Der Drehbuch (Fatih Akin, Hark Bohm) ist überschaubar, kreist um Katja Sekerci (Diana Kruger), ihre Sicht der Dinge, ohne irgendwelche Nebenhandlungen. Bei einem Nagelbombenanschlag verliert sie Mann und Kind. Das verdächtige Neonazi-Pärchen wird wegen unzureichender Beweise freigesprochen.
In ganz kurzen Cuts mit dokumentarischer Präzision werden die Szenen aneinandergereiht, durch Überschriften auf ein Thema fokussiert. Mit der „Familie“ beginnt der Vorspann durchaus klischeehaft, Vorurteile aufbauend. Jung, blond, völlig verliebt heiratet Katja den Deutsch-Türken Nuri, der im weißen Anzug muy macho, umjubelt von seines Mitinsassen wegen Drogenhandels einsitzt.
Doch es folgt kein Multi-Kulti-Märchen, sondern ein Alptraum „Aus dem Nichts“ einige Jahre später. Katja bringt ihren Sohn zu Nuri ins Büro, eine Reise- und Übersetzungsagentur. Abends sind beide tot. Traumatisiert, völlig am Ende zieht sich Katja zurück. Der strömende Regen wird zum Spiegel ihrer Seele. Klaviermusik unterstreicht in emotionale Starre. Kühl, leer wirkt der Bungalow mit den großen Panoramascheiben. Distanziert reagieren Eltern und Schwiegereltern. Statt Mitgefühl zu zeigen klagen sie an, ebenso die Ermittlern. Statt die Anstifter recherchieren sie zunächst gegen Nuri, zu dominant ist seine kriminelle Vergangenheit. Katja verliert jegliche Bodenhaftung. Ihr Selbstmordversuch ist logisch und überrascht trotzdem, genauso wie der zweite, der glückt.

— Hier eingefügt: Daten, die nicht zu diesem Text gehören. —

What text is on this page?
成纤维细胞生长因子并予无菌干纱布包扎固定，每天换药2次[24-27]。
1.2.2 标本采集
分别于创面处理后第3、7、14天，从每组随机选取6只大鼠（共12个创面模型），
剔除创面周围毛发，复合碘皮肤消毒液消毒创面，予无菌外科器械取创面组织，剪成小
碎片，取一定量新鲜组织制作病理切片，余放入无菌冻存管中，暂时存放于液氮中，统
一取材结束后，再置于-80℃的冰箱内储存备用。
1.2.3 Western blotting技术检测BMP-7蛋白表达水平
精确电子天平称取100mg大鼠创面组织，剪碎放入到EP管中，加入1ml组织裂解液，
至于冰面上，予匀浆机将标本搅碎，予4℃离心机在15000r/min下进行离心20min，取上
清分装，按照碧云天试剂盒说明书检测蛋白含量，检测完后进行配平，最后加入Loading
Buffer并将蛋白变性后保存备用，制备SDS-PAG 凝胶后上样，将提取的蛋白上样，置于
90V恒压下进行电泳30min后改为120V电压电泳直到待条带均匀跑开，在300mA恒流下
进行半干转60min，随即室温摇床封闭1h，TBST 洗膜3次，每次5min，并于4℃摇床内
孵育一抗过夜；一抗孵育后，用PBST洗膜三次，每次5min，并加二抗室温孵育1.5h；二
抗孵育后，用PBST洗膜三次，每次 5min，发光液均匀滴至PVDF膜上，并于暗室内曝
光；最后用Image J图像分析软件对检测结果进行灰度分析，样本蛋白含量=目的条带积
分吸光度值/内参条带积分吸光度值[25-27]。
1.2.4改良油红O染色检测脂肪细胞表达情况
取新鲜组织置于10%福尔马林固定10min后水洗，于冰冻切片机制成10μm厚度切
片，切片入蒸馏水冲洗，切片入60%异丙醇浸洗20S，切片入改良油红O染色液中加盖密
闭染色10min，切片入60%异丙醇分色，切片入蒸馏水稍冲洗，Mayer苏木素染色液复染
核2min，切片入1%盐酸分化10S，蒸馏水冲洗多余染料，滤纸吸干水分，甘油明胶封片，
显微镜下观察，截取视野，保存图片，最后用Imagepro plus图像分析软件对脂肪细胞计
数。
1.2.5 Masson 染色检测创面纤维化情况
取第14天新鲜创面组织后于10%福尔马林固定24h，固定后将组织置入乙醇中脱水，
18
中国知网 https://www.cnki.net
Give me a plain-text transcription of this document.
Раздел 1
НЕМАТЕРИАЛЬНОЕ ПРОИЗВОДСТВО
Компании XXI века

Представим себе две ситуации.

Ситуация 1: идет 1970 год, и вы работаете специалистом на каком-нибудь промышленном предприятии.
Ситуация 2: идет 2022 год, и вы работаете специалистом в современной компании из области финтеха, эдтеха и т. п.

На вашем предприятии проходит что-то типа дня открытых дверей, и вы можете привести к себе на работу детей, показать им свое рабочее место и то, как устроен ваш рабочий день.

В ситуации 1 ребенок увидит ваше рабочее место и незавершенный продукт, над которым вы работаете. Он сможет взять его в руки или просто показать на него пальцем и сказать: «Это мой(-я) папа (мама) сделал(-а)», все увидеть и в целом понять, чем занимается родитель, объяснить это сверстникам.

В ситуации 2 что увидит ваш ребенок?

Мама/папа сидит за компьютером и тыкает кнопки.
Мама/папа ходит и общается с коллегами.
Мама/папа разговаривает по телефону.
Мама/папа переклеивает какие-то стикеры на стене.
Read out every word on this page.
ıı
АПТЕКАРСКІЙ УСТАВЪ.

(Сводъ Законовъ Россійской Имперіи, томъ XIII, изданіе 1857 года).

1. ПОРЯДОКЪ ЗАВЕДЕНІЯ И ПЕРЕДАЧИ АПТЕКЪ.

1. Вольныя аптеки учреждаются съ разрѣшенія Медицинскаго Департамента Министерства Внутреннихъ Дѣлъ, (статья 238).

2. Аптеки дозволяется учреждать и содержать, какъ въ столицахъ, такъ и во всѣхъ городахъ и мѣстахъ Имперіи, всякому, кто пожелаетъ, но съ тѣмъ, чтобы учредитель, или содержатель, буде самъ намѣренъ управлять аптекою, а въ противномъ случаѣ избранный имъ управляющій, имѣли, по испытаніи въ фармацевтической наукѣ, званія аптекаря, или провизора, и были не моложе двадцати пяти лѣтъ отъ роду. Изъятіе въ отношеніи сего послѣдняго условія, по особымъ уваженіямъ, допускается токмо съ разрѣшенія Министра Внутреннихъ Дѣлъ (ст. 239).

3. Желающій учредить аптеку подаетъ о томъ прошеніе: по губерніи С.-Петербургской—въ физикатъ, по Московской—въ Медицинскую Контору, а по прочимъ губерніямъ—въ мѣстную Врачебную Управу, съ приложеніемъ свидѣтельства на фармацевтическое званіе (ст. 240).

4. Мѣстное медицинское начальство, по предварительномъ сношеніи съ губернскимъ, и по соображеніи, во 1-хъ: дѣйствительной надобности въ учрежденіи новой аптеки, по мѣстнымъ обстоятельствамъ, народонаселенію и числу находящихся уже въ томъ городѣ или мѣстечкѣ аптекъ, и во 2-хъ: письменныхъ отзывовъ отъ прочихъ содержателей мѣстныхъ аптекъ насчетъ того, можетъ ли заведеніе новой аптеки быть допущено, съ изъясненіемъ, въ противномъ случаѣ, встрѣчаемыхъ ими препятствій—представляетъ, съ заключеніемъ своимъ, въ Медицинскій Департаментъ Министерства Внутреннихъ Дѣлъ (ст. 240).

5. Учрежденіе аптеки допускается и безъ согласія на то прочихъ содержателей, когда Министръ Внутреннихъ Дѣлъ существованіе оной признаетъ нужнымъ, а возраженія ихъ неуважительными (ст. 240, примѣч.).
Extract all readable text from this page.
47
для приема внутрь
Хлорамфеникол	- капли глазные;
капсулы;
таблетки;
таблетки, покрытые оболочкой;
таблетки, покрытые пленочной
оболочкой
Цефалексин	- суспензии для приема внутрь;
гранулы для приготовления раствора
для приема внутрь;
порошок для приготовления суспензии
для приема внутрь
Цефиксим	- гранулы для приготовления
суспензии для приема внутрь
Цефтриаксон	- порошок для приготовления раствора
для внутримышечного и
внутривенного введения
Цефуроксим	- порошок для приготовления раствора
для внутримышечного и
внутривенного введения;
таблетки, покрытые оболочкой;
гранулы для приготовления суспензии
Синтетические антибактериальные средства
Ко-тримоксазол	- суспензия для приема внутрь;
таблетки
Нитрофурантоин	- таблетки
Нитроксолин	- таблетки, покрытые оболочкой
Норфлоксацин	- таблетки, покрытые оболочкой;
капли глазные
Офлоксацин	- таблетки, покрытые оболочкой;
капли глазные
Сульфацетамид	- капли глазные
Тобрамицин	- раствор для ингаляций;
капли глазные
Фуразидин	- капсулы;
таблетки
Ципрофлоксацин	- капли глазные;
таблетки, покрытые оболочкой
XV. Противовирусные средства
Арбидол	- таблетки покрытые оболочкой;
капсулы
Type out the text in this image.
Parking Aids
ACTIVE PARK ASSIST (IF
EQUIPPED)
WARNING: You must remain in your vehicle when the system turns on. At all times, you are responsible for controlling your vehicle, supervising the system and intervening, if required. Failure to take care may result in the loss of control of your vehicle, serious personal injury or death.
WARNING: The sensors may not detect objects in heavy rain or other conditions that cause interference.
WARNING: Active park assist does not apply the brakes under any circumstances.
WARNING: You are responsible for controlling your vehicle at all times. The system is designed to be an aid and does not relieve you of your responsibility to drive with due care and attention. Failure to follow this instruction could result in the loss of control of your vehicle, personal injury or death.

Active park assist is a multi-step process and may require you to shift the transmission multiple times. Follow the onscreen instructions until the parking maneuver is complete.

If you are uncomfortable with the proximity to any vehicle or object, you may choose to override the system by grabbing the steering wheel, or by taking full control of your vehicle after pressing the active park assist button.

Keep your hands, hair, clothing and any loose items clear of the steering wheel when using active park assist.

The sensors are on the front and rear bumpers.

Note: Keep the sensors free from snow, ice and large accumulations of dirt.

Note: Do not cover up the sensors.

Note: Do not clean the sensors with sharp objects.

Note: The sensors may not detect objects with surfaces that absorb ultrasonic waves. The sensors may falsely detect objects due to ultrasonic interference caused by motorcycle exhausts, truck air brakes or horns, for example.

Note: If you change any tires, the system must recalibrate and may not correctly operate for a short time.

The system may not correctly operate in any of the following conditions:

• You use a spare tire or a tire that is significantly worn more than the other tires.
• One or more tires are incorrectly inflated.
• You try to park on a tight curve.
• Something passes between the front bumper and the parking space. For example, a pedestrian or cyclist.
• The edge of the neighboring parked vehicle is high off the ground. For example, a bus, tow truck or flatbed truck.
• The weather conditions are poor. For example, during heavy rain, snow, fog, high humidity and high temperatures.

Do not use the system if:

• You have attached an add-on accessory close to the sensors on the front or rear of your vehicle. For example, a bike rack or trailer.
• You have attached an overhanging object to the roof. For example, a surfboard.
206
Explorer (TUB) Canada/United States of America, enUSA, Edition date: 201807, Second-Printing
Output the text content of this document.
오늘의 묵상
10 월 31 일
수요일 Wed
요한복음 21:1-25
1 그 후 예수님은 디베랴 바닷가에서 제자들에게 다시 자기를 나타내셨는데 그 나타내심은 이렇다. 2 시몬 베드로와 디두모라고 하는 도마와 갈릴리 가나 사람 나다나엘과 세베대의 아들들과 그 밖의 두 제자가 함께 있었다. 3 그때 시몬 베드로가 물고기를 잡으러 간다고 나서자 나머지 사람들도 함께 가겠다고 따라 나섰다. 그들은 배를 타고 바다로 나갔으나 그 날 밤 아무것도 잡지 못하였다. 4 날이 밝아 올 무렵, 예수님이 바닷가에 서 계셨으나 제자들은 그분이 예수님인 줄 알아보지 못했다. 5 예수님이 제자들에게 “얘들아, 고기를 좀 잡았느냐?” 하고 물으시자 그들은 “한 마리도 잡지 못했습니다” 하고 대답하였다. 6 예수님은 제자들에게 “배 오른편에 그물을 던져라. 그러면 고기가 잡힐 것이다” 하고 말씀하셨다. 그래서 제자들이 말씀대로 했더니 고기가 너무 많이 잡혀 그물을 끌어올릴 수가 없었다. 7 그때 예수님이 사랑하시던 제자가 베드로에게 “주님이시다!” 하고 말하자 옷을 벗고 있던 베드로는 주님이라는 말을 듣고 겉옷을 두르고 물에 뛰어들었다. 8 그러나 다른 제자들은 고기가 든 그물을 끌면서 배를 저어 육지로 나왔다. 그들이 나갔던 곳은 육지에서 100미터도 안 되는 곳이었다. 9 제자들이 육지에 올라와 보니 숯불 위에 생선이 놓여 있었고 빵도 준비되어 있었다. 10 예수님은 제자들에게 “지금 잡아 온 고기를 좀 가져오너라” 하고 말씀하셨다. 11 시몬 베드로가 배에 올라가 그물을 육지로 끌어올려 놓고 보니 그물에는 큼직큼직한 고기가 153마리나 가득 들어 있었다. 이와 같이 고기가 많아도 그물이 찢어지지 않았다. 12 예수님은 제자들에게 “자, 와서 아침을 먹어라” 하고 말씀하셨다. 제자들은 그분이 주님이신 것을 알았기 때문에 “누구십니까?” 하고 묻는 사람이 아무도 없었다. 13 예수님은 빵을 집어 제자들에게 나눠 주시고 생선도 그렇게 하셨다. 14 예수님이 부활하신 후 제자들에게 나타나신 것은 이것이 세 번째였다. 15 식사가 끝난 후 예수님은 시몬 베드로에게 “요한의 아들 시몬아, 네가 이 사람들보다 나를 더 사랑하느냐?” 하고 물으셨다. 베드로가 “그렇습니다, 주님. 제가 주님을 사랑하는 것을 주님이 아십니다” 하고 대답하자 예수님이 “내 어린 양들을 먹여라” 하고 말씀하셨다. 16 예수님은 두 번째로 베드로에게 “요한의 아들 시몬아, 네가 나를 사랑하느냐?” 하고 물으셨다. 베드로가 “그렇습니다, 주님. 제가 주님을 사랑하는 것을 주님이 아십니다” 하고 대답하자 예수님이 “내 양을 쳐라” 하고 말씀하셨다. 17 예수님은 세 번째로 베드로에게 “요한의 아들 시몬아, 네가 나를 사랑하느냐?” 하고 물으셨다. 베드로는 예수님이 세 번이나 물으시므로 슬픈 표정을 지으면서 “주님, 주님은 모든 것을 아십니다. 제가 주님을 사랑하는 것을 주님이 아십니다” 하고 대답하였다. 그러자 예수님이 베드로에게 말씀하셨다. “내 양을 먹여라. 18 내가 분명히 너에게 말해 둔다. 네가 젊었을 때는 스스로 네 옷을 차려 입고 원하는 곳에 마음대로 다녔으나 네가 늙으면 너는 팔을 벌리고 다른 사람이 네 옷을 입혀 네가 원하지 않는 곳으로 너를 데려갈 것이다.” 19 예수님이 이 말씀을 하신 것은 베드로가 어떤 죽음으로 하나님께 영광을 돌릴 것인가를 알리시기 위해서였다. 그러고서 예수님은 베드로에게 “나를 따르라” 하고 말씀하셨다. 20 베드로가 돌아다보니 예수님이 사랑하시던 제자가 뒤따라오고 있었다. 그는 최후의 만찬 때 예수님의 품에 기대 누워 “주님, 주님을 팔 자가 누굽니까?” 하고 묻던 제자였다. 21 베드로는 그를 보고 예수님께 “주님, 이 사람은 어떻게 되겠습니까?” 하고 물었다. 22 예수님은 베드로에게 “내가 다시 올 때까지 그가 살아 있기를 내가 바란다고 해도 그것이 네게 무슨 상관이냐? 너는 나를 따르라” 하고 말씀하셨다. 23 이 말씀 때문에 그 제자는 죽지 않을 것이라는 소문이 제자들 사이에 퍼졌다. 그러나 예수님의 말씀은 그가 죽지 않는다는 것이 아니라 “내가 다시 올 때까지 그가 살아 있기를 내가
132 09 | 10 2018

Dazwischen liegt eine argumentativ spannende Gerichtsverhandlung, die Katja immer wieder an die Grenzen der Selbstbeherrschung bringt. Mit großer schauspielerischer Authentizität macht Diana Kruger die tiefen Verletzungen und unendliche Trostlosigkeit Katjas sichtbar. Sie rastet aus, sie beherrscht sich, wird vorgeführt, geht aus der Vogelperspektive gefilmt wie ein Opfer in den Zeugenstand und wird tatsächlich vom Verteidiger der Neo-Nazis psychisch zerlegt. Ihn outet Johannes Krisch als eloquenten Fiesling, der in Großaufnahme NSDAP-Erinnerungen aufflackern lässt. Katjas Verteidiger mit Denis Moschitto ein smarter, kluger, voll integrierter Rechtsanwalt, entkräftet die gegnerischen Zeugen durch exakte Recherchen, tritt mit einer souveräne Argumentation für seine Mandantin aus. Umso unverständlicher bleibt der Freispruch des Gerichts mangels fehlender Eindeutigkeit der Beweise. In „Erinnerung“ eines kleinen Videos aus dem letzten Urlaub sucht Katja ganz allein die Mörder in Griechenland, findet sie am „Meer“. Trotz Thrillermomenten behält der Film die dokumentarische Lakonie und die Bodenhaftung der Personenregie. Alles bleibt sehr normal, weil Fatih Akim auf Katjas Wechselbad der Gefühle fokussiert. Der Blick auf einen kleinen Vogel, hält sie vom ersten Bombenattentat ab. Nach einem späteren Blick auf das Video mit Sohn und Mann und dem Angebot des Anwalts in Revision zu gehen, scheinen die Weichen zur Rückkehr gestellt. Es kommt anders. Sie bombt nicht nur die Mörder hoch, sondern auch sich selbst.